Why Listen to Dirt Rich Living
At seven hours, this is a highly accessible listen. The pacing is brisk by memoir standards, Gold’s storytelling instincts keep things moving without sacrificing the reflective passages that give the book its depth. Reviewer Madilynn captured the broader appeal: “for the countless of us who daydream of quitting corporate and returning to the land, this memoir by Morgan Gold is a joy. For people who just daydream about risk taking.” That framing is accurate. The farming is the vehicle; the subject is the courage and cost of major life change.
One reviewer mentioned empathy for Gold’s experiences “especially from some of the locals,” which suggests the memoir includes some friction with the existing community that doesn’t get resolved neatly. That kind of texture, the realities of arriving as an outsider in a rural community, is often sanitized out of this genre, and its presence here adds credibility to the broader project of honesty Gold is pursuing.
What to Watch For in Dirt Rich Living
Readers who want practical farming instruction will be disappointed. Gold is explicit that this isn’t a how-to guide, it’s an accounting of what happened when someone without the relevant knowledge tried anyway. The lessons are more philosophical than technical, more about resilience and recalibration than about livestock husbandry or Vermont winter preparation.
The book is published by Post Hill Press and has a polished production quality that reflects Gold’s existing platform. This is not a self-published diary; it’s a properly edited memoir with a clear structural arc. The companion reader experience, the book, the YouTube channel, is richer than the audio alone, which is worth knowing.
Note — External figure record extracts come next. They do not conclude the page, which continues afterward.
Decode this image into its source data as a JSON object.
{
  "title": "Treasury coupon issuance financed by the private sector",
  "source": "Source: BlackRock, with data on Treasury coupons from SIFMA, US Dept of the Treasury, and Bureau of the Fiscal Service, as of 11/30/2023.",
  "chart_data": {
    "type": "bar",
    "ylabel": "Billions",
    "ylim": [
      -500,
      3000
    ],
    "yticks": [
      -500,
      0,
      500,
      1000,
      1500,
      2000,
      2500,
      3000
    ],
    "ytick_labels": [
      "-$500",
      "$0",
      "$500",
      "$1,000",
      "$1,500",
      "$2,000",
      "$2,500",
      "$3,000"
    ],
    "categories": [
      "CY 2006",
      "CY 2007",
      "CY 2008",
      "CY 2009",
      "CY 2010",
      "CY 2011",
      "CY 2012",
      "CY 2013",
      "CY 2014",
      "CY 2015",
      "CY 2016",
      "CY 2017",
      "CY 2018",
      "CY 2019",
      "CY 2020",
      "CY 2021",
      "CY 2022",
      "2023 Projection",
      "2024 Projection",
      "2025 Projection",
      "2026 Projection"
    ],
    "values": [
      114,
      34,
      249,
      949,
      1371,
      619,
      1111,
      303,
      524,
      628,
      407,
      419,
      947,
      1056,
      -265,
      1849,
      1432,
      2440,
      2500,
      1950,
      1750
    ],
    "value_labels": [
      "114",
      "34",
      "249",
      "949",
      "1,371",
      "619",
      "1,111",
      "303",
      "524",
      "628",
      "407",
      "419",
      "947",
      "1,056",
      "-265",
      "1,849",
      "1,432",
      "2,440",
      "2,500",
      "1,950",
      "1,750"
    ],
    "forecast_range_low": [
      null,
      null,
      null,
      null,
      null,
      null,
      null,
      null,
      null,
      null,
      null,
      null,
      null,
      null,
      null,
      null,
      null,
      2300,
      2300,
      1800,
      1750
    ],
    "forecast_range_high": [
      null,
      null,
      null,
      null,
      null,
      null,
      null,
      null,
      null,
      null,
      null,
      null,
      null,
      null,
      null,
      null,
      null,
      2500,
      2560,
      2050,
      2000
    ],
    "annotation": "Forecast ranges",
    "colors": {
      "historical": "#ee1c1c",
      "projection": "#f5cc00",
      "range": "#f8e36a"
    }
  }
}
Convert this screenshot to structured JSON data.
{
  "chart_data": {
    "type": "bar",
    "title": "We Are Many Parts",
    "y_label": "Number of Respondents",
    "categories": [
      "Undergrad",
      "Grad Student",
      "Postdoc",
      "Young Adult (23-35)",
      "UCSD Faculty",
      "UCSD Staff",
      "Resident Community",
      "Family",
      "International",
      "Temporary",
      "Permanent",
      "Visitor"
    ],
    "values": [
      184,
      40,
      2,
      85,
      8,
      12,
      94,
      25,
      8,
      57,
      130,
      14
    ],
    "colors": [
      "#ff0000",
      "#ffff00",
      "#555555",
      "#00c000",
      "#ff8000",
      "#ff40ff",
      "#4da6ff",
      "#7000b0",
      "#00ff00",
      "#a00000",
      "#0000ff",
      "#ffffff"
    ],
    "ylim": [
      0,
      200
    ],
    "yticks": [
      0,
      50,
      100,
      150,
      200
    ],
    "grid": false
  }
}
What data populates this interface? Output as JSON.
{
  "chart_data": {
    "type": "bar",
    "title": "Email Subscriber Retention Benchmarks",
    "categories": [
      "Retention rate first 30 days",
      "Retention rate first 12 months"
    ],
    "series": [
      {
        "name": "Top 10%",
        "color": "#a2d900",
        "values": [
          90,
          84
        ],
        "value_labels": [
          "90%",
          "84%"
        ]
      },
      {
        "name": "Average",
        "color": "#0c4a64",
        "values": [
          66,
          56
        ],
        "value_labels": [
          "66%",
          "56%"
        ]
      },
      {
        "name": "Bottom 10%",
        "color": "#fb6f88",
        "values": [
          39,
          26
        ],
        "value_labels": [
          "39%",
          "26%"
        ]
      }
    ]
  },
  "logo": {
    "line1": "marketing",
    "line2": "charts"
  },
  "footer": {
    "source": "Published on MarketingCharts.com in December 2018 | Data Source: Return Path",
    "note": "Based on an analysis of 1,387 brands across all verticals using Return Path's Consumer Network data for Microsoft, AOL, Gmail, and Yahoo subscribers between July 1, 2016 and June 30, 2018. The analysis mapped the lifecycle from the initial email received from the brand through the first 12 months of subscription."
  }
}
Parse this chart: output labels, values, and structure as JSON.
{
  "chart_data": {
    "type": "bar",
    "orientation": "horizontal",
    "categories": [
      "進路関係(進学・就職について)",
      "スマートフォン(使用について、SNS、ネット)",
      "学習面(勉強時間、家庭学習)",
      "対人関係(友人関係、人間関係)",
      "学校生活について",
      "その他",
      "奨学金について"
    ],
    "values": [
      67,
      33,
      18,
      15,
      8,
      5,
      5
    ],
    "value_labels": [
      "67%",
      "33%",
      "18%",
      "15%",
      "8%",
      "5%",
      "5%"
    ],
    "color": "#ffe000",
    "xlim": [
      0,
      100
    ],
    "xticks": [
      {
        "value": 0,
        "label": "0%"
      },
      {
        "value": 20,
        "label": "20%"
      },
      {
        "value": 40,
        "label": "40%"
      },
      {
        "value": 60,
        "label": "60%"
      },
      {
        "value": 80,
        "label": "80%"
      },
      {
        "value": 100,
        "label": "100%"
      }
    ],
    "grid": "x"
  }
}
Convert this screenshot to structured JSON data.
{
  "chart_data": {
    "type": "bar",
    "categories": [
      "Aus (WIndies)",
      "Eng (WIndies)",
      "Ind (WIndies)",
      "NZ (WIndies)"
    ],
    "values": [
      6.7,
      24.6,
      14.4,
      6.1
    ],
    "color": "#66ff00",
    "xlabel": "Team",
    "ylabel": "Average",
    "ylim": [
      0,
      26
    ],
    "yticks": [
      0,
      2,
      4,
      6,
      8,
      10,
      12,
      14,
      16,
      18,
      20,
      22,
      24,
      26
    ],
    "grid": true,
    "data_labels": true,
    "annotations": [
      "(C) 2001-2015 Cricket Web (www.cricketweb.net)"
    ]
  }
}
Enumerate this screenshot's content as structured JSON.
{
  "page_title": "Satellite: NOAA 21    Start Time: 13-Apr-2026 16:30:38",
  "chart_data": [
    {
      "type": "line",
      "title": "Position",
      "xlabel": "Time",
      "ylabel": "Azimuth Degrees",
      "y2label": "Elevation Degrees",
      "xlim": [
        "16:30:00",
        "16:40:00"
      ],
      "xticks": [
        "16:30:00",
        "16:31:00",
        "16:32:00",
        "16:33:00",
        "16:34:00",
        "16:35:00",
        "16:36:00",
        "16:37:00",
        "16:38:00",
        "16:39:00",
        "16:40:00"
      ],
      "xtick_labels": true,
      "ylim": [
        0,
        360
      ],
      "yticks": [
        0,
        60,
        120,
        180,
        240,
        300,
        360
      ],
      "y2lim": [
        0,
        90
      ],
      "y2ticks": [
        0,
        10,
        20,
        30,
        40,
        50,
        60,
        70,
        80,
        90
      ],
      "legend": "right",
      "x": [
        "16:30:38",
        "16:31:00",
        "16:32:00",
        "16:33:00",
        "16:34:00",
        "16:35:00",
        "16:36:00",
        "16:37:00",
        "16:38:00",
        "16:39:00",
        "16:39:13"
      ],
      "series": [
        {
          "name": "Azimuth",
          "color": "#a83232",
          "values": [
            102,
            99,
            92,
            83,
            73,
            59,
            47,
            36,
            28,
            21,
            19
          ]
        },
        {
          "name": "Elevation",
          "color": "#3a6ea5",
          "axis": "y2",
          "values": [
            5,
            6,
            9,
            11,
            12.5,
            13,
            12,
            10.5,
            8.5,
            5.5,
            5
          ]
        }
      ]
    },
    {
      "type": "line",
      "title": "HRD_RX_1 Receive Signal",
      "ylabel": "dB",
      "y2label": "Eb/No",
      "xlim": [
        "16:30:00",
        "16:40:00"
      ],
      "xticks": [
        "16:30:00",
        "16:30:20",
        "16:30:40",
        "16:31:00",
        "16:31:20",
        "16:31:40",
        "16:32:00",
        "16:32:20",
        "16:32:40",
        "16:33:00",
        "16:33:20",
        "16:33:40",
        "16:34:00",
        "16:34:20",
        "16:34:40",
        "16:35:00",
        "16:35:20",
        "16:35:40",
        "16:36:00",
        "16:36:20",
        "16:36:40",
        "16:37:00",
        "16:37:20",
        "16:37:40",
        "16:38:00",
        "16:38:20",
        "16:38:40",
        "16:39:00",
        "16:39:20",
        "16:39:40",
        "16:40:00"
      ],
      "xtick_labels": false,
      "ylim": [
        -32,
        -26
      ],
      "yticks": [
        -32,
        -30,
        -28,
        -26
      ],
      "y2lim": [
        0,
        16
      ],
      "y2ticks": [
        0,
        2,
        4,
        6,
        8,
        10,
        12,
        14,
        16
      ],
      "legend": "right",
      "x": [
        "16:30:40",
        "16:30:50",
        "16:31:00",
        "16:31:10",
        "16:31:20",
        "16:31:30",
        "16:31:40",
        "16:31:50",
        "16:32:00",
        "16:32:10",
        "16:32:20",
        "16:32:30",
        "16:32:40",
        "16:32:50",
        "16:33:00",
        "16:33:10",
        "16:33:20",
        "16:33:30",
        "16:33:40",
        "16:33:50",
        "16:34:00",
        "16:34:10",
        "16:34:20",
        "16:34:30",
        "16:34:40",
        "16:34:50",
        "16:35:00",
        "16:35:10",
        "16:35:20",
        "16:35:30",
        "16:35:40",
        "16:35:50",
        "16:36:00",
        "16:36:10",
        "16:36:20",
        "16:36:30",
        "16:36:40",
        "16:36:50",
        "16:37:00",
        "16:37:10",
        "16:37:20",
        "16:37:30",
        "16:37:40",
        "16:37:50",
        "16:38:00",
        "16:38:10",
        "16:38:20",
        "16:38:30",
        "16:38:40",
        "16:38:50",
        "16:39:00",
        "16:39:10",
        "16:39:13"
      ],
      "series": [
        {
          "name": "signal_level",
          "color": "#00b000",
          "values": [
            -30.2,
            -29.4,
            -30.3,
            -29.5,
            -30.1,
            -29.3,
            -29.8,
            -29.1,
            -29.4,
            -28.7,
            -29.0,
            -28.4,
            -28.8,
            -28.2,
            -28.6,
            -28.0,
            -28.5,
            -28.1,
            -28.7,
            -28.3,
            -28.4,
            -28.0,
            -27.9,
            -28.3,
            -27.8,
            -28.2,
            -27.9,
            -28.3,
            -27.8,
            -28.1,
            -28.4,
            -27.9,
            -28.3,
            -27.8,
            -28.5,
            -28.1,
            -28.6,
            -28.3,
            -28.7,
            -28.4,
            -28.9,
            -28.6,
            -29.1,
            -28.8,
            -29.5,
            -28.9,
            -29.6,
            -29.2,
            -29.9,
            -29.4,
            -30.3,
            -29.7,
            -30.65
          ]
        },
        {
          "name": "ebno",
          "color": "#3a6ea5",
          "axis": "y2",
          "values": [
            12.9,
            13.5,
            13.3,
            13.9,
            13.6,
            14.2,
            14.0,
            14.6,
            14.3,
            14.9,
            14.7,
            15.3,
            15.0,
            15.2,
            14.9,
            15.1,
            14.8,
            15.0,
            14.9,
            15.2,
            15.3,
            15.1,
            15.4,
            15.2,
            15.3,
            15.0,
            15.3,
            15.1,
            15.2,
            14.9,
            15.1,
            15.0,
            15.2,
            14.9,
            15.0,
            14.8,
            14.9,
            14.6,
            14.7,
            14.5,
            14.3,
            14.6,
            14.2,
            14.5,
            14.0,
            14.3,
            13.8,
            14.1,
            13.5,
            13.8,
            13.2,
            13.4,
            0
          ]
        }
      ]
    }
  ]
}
But the audio stands on its own without the visual material.
Who Should Listen to Dirt Rich Living
Anyone who has fantasized about a major life reset, farming, rural relocation, leaving a career that no longer fits, will find this both validating and usefully sobering. It’s also a strong choice for memoir readers who appreciate humor and self-awareness in difficult material. Existing fans of Morgan Gold’s YouTube channel will find the book an entirely satisfying extension of that voice into a longer form. Skip it if you want practical homesteading instruction, this is a story about a life change, not a guide for making one.
Frequently Asked Questions
Do I need to be familiar with Morgan Gold’s YouTube channel to enjoy this book?
No, the memoir is completely self-contained. Existing followers will recognize the voice and get additional context, but the book tells its own story from the beginning without assuming prior knowledge of his online content.
Is this a practical farming guide or a personal memoir?
Purely a memoir. Gold is explicit that the book is about how he dealt with life and change, not about how to become a farmer. Readers looking for technical guidance on livestock, crops, or Vermont homesteading should look elsewhere.
How does Gold’s YouTube background affect his self-narration?
Positively. His experience holding an audience through video storytelling translates directly to audio. The pacing is confident, the humor lands without feeling written-for-performance, and the emotional passages don’t feel manufactured. It’s one of the more natural self-narrations in the memoir space.
Does the book address the tension of arriving as an outsider in a rural Vermont community?
Yes, though without extensive detail. One reviewer specifically mentioned empathy for Gold’s experiences with some locals, suggesting the book includes these frictions honestly. They are part of the full accounting of what the transition actually cost.